Demand Growing For Nickel In Batteries
Stainless steel remains the primary market for nickel but there’s a faster-growing market which until a few years ago was insignificant; lithium-ion batteries.
A standard source of power in small appliances such as cell-phones with their nickel-cadmium (NiCd) batteries, or nickel-metal hydride (NiMh) rechargeable batteries the big game today is in the battery packs which power electric cars such as the Tesla, Prius and Leaf.
From being a metal easily described as a one-trick pony thanks to its dominant end-use in stainless steel, nickel has suddenly become a two-trick pony, and if electric cars take off as predicted then a shortage in future years is possible.

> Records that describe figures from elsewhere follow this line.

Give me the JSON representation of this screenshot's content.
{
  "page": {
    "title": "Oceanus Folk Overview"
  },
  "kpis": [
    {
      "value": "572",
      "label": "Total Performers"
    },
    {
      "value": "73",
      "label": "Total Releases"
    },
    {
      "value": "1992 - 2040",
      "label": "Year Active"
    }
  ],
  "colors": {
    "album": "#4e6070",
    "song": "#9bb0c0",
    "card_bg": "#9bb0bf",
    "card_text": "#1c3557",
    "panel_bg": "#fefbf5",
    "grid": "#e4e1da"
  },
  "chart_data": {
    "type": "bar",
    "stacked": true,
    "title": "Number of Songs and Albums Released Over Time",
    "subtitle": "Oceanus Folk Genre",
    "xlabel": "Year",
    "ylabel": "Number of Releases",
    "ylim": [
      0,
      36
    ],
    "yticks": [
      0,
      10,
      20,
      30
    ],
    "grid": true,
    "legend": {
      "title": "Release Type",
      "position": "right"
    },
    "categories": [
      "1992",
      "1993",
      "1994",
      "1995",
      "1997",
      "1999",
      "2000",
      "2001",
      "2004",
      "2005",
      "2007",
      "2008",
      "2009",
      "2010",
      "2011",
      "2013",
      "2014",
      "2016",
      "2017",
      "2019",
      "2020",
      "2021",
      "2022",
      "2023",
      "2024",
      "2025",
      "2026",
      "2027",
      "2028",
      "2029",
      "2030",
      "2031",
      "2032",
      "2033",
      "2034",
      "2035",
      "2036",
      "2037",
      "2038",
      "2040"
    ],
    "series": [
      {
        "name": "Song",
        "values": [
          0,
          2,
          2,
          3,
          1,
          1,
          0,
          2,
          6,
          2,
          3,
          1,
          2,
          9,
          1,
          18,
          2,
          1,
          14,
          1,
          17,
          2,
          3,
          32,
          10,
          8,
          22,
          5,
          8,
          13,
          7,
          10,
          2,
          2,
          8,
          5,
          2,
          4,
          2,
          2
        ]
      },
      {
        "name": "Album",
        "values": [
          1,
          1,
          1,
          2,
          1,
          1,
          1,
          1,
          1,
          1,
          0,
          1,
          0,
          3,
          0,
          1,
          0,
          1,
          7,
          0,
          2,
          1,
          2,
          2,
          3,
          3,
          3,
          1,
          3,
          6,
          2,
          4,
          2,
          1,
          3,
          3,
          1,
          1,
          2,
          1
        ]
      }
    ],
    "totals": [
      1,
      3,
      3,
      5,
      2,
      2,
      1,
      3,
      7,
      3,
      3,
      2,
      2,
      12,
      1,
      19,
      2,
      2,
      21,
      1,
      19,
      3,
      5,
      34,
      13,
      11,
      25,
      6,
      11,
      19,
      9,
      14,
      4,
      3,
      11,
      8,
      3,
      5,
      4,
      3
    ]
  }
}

What caused nickel to run from around $5.40 a pound two months ago to $7.09/lb at the end of last week (and a high on Friday of $7.22/lb) was a combination of strong demand from Chinese stainless steel mills and speculation that a major source of the metal could be cut off sooner than expected.
The source under threat is unprocessed nickel ore from Indonesia which is shipped to China for use in steel mills as a material called Nickel Pig Iron (NPI). Indonesia, and other countries which produce NPI dislike the material because it does not require any value-adding in the home market.
Previous bans on NPI have crimped the industry only for it to return. But the next ban is expected to be permanent and while Indonesia has said it will not be applied until the year 2022 it could happen sooner, just as battery makers seek supplies of nickel to meet electric-car demand.
ANZ, an Australian bank, warned two weeks ago that falling stockpiles of nickel metal were a warning of a squeeze developing. Stockpiles in warehouses managed by the London Metal Exchange (LME) have been falling for the past four years, with an accelerating decline over the past two, a time when reserve inventories dropped by 43% from around 250,000 tons to 142,000t.
“Nickel inventories have declined steadily since early 2018, as the persistent market deficit takes a toll,” ANZ said.
“Some analysts suggest stockpiling by electric vehicle manufacturers is behind the depletion. Whether this is the case or not, we see the tight market meaning further inventory drawdowns are likely.
Talk Of Panic Buying
“Current LME stockpiles would meet less than two months of supply — so panic buying is a likely outcome.”
It is highly unusual for a bank like ANZ to use an expression as emotive as panic buying but it was used largely because of concern that speculators had become active in the nickel market ahead of Indonesia’s reintroduction of a ban on NPI.
Pure-play Australian nickel mining companies are enjoying sharp share price rises as the nickel price moves up. Western Areas has risen by 25% over the past month and Mincor, which has just re-signed a supply agreement with BHP, a major producer of the nickel sulphate which battery makers prefer, is up 28%.
If there is a squeeze developing on nickel supplies as a major new market develops for the metal the price could go much higher than its current $7.09/lb.
Back in 2011 when a supply shortage developed the nickel price hit $22/lb, before falling rapidly as steel mills found substitutes for nickel in their stainless steel, including manganese.
No-one is talking about a nickel boom as powerful as that in 2011 but nickel has a long track record of extreme moves, up and down.